TÜRKİYE KAMUOYUNA SORUMLULUK ALMA çAĞRISI
Kürtlerin demokratik yaşamı ve barışı hak ettiğini dile getiren Aydoğdu, halkların büyük bedeller ödemesi nedeniyle demokratik yaşam ve barışı çoktan hak ettiğini ifade ederken, Bunun için özellikle hükümet ve yandaş aygıtlarının halklarımızın kardeşliği, birlikteliğine zarar veren ve karşıtlaştıran özel savaş dilini bir an önce terkettmesi gerekmektedir. Gerçek anlamda demokratik bir barış ve çözüm sürecinin başlatılması için, başta Türkiye demokratik kamuoyu, siyasi partiler, islami kesimler, sivil toplum örgütleri, kadın ve gençlik örgütlerini ve özgürlükçü basını savaşa karşı tutum geliştirmeye, birlikte, kardeşçe ve özgürce bir yaşam için insiyatif ve sorumluluk almaya çağırıyoruz dedi.

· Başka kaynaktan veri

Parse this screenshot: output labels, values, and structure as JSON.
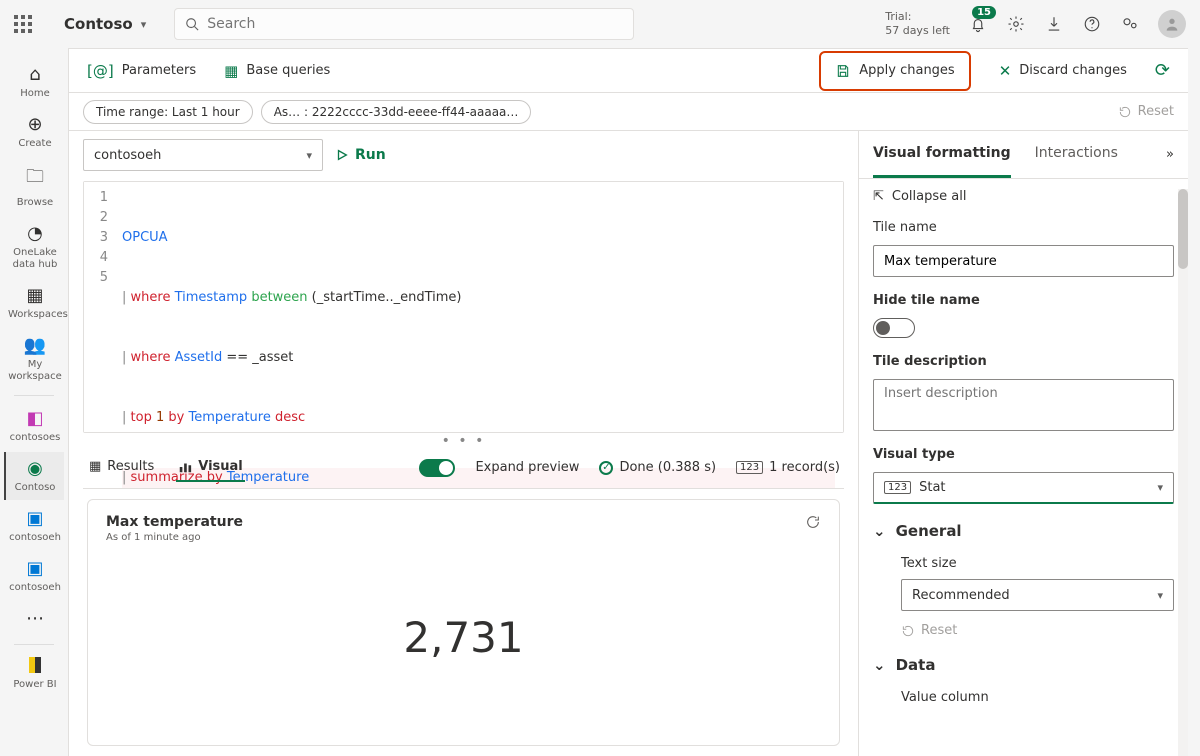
{
  "top": {
    "brand": "Contoso",
    "search_placeholder": "Search",
    "trial_line1": "Trial:",
    "trial_line2": "57 days left",
    "notif_count": "15"
  },
  "nav": {
    "home": "Home",
    "create": "Create",
    "browse": "Browse",
    "onelake": "OneLake data hub",
    "workspaces": "Workspaces",
    "myws": "My workspace",
    "contosoes": "contosoes",
    "contoso": "Contoso",
    "contosoeh1": "contosoeh",
    "contosoeh2": "contosoeh",
    "powerbi": "Power BI"
  },
  "toolbar": {
    "parameters": "Parameters",
    "base_queries": "Base queries",
    "apply": "Apply changes",
    "discard": "Discard changes"
  },
  "filters": {
    "time": "Time range: Last 1 hour",
    "asset": "As… : 2222cccc-33dd-eeee-ff44-aaaaa…",
    "reset": "Reset"
  },
  "ds": {
    "selected": "contosoeh",
    "run": "Run"
  },
  "code": {
    "l1": "OPCUA",
    "l2_where": "where",
    "l2_field": "Timestamp",
    "l2_between": "between",
    "l2_args": "(_startTime.._endTime)",
    "l3_where": "where",
    "l3_field": "AssetId",
    "l3_eq": "==",
    "l3_val": "_asset",
    "l4_top": "top",
    "l4_n": "1",
    "l4_by": "by",
    "l4_field": "Temperature",
    "l4_desc": "desc",
    "l5_sum": "summarize",
    "l5_by": "by",
    "l5_field": "Temperature"
  },
  "results": {
    "tab_results": "Results",
    "tab_visual": "Visual",
    "expand": "Expand preview",
    "done": "Done (0.388 s)",
    "records": "1 record(s)"
  },
  "visual": {
    "title": "Max temperature",
    "sub": "As of 1 minute ago",
    "value": "2,731"
  },
  "panel": {
    "tab_vf": "Visual formatting",
    "tab_int": "Interactions",
    "collapse": "Collapse all",
    "tile_name_label": "Tile name",
    "tile_name_value": "Max temperature",
    "hide_label": "Hide tile name",
    "desc_label": "Tile description",
    "desc_placeholder": "Insert description",
    "vtype_label": "Visual type",
    "vtype_value": "Stat",
    "general": "General",
    "textsize_label": "Text size",
    "textsize_value": "Recommended",
    "reset": "Reset",
    "data": "Data",
    "value_col": "Value column"
  }
}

SAVAŞ BUGÜN DE KAYBETTİRECEK
Kürt sorunun artık Kürtlerin sorunu olmaktan çıktığını ifade eden Hilmi Aydoğdu, IŞİD terör çetelerinin insanlık, en başta da Ortadoğunun tüm halkları için büyük bir tehdit haline geldiğini kaydeti. Aydoğdu şunları ekledi:
Kürt sorunu acilen çözülmesi gereken bir insanlık sorunu olmuştur. Bundan dolayıdır ki, Kürt meselesinin demokratik çözümü için bütün dünya kamuoyunu, AB ülkelerini ve Birleşmiş Milletleri Kürtlere karşı başlatılan savaşa karşı durmaya, sorumluluklarını yerine getirmeye, savaş suçlarına karşı soruşturma yapmaya çağırıyoruz. Savaşın geçmişte kaybettirdiği gibi bugün de kaybettireceği açıktır. Devletin yıllardır deneyip sonuç alamadığı savaş politikalarından vazgeçip tarafları tahkim edilmiş ateşkes sürecini başlatmaya, Dolmabahçe mutabakatı sürecine dönmeye ve mutabakatın gereklerini pratikleştirmeye çağırıyoruz.